「ねーちゃん達二人して、何を話しているのさ?」

 怪訝そうな顔をして、ジャスが二人を見て言った。

「な、何でもない!」

 赤面し慌てて返事をする羅愛をは対照的に、マリアは意地悪い笑みを浮かべている。

『別に隠す話でもなかったのですが……。照れ屋さんなんだから」

「アタシで遊ぶな! マリア・テレアージ」

 先程の殺気よりも数倍する膨大な殺気が膨らんでマリアを襲う。だが、マリアは微笑んで平然と受け流すだけだ。

「猿は吠えてなさい」

「猿は吠えないし、アタシは猿じゃない!」

 羅愛の怒りが頂点に達した。左半身を引き愛刀に手をかける。

 その羅愛の動きを誰よりも早く察知できたユタカが、羅愛の背後に回り刀にかけている手を捻りあげた。

それから、捻りあげた手を羅愛の背中に回し決め技を取る。

「ユタカ、放せ」

「この場所で暴れる馬鹿がいますか! 空気を読んでください。 マリアも羅愛を挑発することを言うな」

 羅愛とマリアの小競り合いが生み出した異様な空気のせいで、会場にいる数人かは不思議な表情でこちらを伺っている。

 せっかくの晴れ舞台を自分で壊す奴がどこにいようか?

 ユタカの話を聞く二人ではない。まだ、二人の小競り合いは続いている。

「これだから、猿は」

「だーかーらー、猿言うな」

 二人の犬猿の仲であるやり取りは、ユタカを酷く疲れさせるものだった。

 疲れ果てているのが顔色に表れていたのだろう。セバンが気の毒そうな顔をして、ユタカの肩を叩いて申し出た。

「顔色が悪うございますよ。自室に戻り、少しお休みすることをお勧め致します。

後の事は、ここにいる者達で何とか致しますので心配しないでください」

 セバンの申し出に素直に従うことにしたいが、今日数年ぶりに会った人物に全てを任せるのも不安だ。

「大丈夫ですよ。わからないことがあれば、すぐユタカさんを呼びますから。

それに、暫くはこのパーティーが続くだけでしょう?」

「そうだな。順調に進めば大したことはない」

「それだけではないぞ」

 羅愛が横から口を挟む。

「夜祭の準備も見ておかないと」

「それは、ラルトに全面的に任せておけ」

 そう言った直後、ユタカの身体全体が一気に重力が増倍し圧し掛かったような感覚が起こる。それで、ぐらっとふらつく。

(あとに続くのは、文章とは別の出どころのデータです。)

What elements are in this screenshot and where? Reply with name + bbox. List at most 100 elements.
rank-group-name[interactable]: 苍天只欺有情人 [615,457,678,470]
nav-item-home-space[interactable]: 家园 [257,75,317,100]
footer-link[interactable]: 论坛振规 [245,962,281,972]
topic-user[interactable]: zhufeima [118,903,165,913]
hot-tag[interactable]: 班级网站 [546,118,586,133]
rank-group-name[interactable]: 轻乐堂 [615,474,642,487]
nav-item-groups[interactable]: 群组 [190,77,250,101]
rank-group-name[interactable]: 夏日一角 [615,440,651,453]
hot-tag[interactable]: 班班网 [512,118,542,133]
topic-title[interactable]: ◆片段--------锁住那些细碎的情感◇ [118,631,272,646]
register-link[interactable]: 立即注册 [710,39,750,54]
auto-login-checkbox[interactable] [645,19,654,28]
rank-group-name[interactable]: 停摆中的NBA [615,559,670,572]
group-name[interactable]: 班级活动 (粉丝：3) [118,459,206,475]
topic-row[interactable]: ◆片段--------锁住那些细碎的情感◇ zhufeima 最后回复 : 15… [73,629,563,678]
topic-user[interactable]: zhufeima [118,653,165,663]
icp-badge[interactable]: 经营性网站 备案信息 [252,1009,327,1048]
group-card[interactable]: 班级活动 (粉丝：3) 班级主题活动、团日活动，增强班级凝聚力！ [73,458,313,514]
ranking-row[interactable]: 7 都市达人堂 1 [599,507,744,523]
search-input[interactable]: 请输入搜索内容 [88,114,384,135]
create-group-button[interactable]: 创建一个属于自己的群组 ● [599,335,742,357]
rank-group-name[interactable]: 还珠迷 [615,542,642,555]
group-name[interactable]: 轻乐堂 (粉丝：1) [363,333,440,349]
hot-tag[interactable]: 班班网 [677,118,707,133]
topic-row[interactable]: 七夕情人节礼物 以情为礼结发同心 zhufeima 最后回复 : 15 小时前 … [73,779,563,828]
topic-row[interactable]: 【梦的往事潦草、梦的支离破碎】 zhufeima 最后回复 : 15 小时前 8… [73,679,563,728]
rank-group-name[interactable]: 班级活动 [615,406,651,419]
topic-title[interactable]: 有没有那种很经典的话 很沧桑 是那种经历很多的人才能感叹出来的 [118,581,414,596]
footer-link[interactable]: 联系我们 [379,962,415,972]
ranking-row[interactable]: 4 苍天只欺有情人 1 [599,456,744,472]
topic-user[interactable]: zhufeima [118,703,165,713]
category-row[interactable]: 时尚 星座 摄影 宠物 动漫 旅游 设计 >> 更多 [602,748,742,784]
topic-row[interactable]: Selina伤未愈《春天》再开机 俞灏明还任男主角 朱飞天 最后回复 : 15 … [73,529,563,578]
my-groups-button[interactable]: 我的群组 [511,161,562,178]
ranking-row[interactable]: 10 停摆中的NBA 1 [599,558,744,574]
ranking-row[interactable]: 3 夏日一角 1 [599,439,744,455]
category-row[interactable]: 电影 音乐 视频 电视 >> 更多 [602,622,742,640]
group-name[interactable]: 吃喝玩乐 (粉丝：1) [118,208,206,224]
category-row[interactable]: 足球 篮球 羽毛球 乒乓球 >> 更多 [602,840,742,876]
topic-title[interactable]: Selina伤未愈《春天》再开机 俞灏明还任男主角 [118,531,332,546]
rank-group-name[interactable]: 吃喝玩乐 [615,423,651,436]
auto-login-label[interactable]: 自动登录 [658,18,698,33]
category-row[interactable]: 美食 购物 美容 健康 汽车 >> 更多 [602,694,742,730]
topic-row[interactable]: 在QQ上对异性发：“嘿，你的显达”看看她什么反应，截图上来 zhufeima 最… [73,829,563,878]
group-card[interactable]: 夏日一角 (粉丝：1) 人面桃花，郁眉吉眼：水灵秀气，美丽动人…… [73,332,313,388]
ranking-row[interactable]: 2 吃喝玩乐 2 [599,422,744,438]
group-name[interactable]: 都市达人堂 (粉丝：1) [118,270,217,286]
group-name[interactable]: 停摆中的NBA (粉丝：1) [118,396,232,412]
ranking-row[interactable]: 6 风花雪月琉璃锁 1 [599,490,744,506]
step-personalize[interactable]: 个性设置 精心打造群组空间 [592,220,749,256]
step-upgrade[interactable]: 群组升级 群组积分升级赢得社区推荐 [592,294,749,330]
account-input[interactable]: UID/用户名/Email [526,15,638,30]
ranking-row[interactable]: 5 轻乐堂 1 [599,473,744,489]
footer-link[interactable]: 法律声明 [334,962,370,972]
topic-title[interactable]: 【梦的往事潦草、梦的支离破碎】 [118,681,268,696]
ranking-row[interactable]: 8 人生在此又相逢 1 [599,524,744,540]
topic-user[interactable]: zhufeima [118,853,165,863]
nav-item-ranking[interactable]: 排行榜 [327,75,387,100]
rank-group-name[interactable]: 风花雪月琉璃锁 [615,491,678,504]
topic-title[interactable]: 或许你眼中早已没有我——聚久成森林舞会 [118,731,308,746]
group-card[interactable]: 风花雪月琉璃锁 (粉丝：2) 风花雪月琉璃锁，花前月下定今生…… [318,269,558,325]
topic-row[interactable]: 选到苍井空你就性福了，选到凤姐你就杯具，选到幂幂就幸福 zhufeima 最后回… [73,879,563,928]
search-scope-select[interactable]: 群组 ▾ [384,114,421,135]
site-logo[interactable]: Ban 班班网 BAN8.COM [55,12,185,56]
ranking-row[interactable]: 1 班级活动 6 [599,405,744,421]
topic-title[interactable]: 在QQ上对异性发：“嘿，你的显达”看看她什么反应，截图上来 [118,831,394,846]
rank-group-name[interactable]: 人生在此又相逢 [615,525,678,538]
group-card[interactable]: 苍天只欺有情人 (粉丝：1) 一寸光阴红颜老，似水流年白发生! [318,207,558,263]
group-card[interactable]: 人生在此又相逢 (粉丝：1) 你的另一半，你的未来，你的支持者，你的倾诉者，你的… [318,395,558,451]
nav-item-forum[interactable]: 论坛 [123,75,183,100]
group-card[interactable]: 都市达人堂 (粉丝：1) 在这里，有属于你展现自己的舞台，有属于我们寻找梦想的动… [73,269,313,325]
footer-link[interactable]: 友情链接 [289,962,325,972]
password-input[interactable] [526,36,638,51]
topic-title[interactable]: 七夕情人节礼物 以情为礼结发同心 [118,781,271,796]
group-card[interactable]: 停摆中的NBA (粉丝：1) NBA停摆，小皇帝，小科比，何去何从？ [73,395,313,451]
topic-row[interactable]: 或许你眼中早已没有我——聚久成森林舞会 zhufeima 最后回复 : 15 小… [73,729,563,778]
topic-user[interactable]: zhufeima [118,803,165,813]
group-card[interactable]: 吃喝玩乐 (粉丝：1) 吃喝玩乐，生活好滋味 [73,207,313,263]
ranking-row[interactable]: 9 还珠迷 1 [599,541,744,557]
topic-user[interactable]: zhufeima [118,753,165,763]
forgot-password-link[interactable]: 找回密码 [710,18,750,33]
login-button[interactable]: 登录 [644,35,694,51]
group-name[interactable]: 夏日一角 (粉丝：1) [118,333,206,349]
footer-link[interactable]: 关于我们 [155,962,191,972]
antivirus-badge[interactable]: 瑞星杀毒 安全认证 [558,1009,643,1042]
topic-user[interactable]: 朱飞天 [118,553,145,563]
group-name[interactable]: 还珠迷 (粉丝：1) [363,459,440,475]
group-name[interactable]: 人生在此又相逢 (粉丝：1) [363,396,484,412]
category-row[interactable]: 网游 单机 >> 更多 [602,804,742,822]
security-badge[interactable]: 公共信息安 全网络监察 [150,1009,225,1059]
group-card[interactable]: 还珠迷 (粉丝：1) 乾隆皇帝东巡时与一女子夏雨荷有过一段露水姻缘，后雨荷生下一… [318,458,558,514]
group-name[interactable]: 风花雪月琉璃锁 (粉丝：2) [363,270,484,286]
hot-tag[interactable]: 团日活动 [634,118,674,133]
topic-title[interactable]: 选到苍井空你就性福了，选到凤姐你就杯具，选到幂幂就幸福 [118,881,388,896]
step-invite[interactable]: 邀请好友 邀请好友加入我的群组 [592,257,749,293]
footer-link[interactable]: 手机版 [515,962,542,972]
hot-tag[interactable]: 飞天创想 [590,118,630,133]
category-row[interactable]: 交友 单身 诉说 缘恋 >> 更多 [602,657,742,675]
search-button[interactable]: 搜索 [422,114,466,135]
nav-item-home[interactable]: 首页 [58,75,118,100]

 どうやら、疲れていることを認めたため、押さえつけてきた疲れが一気に表へとあふれ出たらしい。

「ちょっと、ユタカし大丈夫なの!?」

「まぁ、大変! ユタカお兄様は栄養失調気味よ」

「騒ぐな。大丈夫だって」

 会場の和やかなっ空気を切断されるのはまずいと思ったユタカは、心配して騒ぎ出そうとする羅愛とティンクルをなだめる。

 そして、改めて自分の症状を自覚しだす。

 疲れが表に表れた後、眼帯で隠れている右目が疼き出している。

一つ身体に違和感を覚えると、溢れ出るように次々と違和感が出てきてはユタカを苦しめる。

 疲労も自己暗示で乗り越えてきたが、そろそろ限界が来ているらしい。

「本当に顔色が悪そうだぞ」

 瞳に憂いの色を帯びた羅愛に心配そうに言われる。

「羅愛さん、ユタカさんの側にいて面倒を見ていてあげてください」

「はーい。さぁ、行くぞ! ユタカ、アタシの心配をするならば、自分の心配をしてくれないかな」

 羅愛はセバンの指示に同意し、ユタカを引きずるような形で引っ張る。

「って、襟首掴んで引っ張らないでくださいって、苦しい」

 ユタカはなすがまま。それは、羅愛に襟首を掴み挙げられ、抵抗すると首が絞まるような具合になっているからだ。

 誰か止めてくれ! というような目で一同を見る。だが、非道にも誰もが見ぬフリをしている。

見ぬフリならまだいい。解とカイが笑いを堪えているらしいが堪えきれなく、ニヤニヤとだらしない顔をしている。

 ユタカにとって今の状態は屈辱的だ。だが、抵抗することもできない。

 観念し、羅愛に引きずられるように引っ張られることしか道はなさそうだ。